Enfin, j’espère que cette discrétion n’anticipe pas la difficulté qu’aura la représentation nationale à jouer le rôle prévu c’est à dire exprimer son point de vue sur les choix politiques que recouvrent les affectations budgétaires et sur le contrôle des résultats. Quels sont les moyens humains et matériels prévus à l’assemblée nationale pour être en mesure d’examiner sereinement chaque année le projet de loi de finances dans sa nouvelle présentation puis d’analyser avec compétences les écarts entre les objectifs affichés dans chaque programme et les résultats obtenus ? Quel mode d’arbitrage va intervenir pour élaborer les programmes en interrogeant d’abord leurs finalités, leurs objectifs ? Quels acteurs vont être associés à la construction des dispositifs de mesure censés évalués le résultat de chaque politique publique ? Comment seront communiqués aux citoyens ces écarts en dehors des rapports de la Cour des comptes ?

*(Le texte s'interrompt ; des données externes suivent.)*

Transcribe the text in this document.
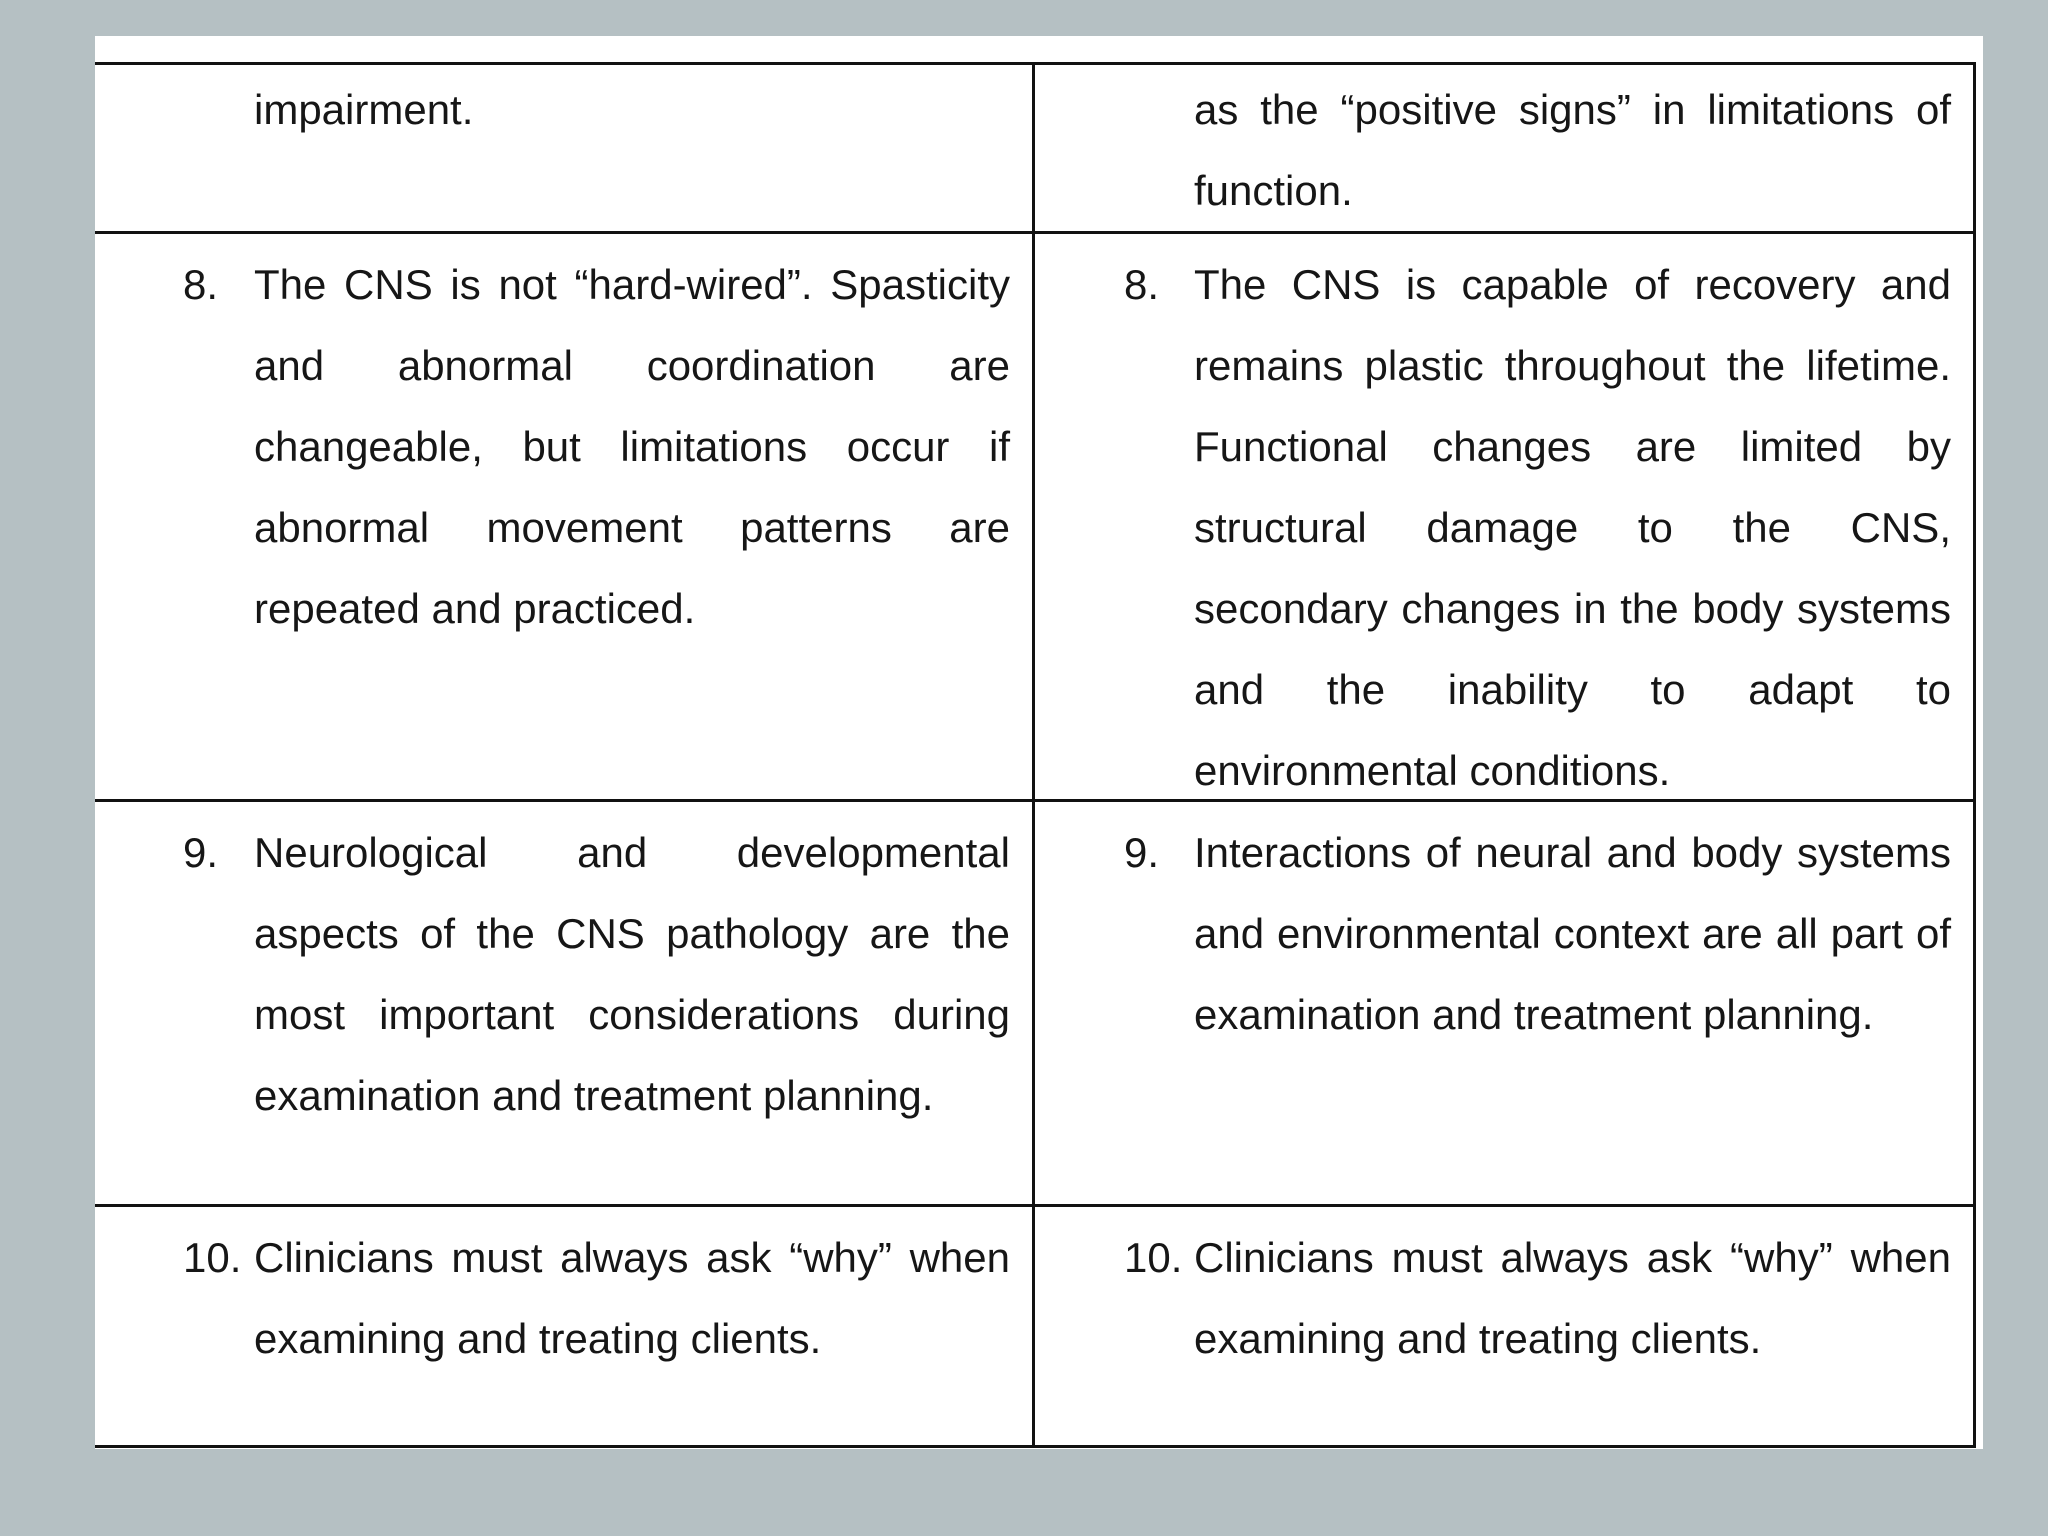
impairment.	as the “positive signs” in limitations of function.

8. The CNS is not “hard-wired”. Spasticity and abnormal coordination are changeable, but limitations occur if abnormal movement patterns are repeated and practiced.	8. The CNS is capable of recovery and remains plastic throughout the lifetime. Functional changes are limited by structural damage to the CNS, secondary changes in the body systems and the inability to adapt to environmental conditions.

9. Neurological and developmental aspects of the CNS pathology are the most important considerations during examination and treatment planning.	9. Interactions of neural and body systems and environmental context are all part of examination and treatment planning.

10. Clinicians must always ask “why” when examining and treating clients.	10. Clinicians must always ask “why” when examining and treating clients.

De nombreuses interrogations sur l’avenir des services publics français apparaissent dans le contexte d’application des directives européennes. L’ambition de la LOLF autorise l’espoir de voir à la fois maintenue (poursuite du rôle régulateur de la puissance publique) et renouvelée (obligation d’efficience et même de performance) la mise en oeuvre des grands principes inscrits au fronton de nos mairies. Ce sont maintenant les exigences des usagers, la vigilance des citoyens et de leurs représentants, l’éclairage des médias et l’implication des fonctionnaires qui vont servir de révélateur au potentiel de mutation de ce nouveau mode de gestion des services publics.
Rendez-vous début 2007 après une première année d’application généralisée !
P.-S.
Désormais, le parlement votera le budget en fonction d’objectifs précis sur lesquels le gouvernement s’engage, les administrations seront pilotes en fonction des résultats attendus des programmes, la notion de performance et de productivité sont introduites et la qualité et la pertinence des informations sur ces performances seront contrôlées. « Il s’agit de mesurer l’efficacité et la performance de l’action publique et de donner, aux parlements et aux citoyens, une information transparente sur les finances publiques de l’état et sur son patrimoine  ».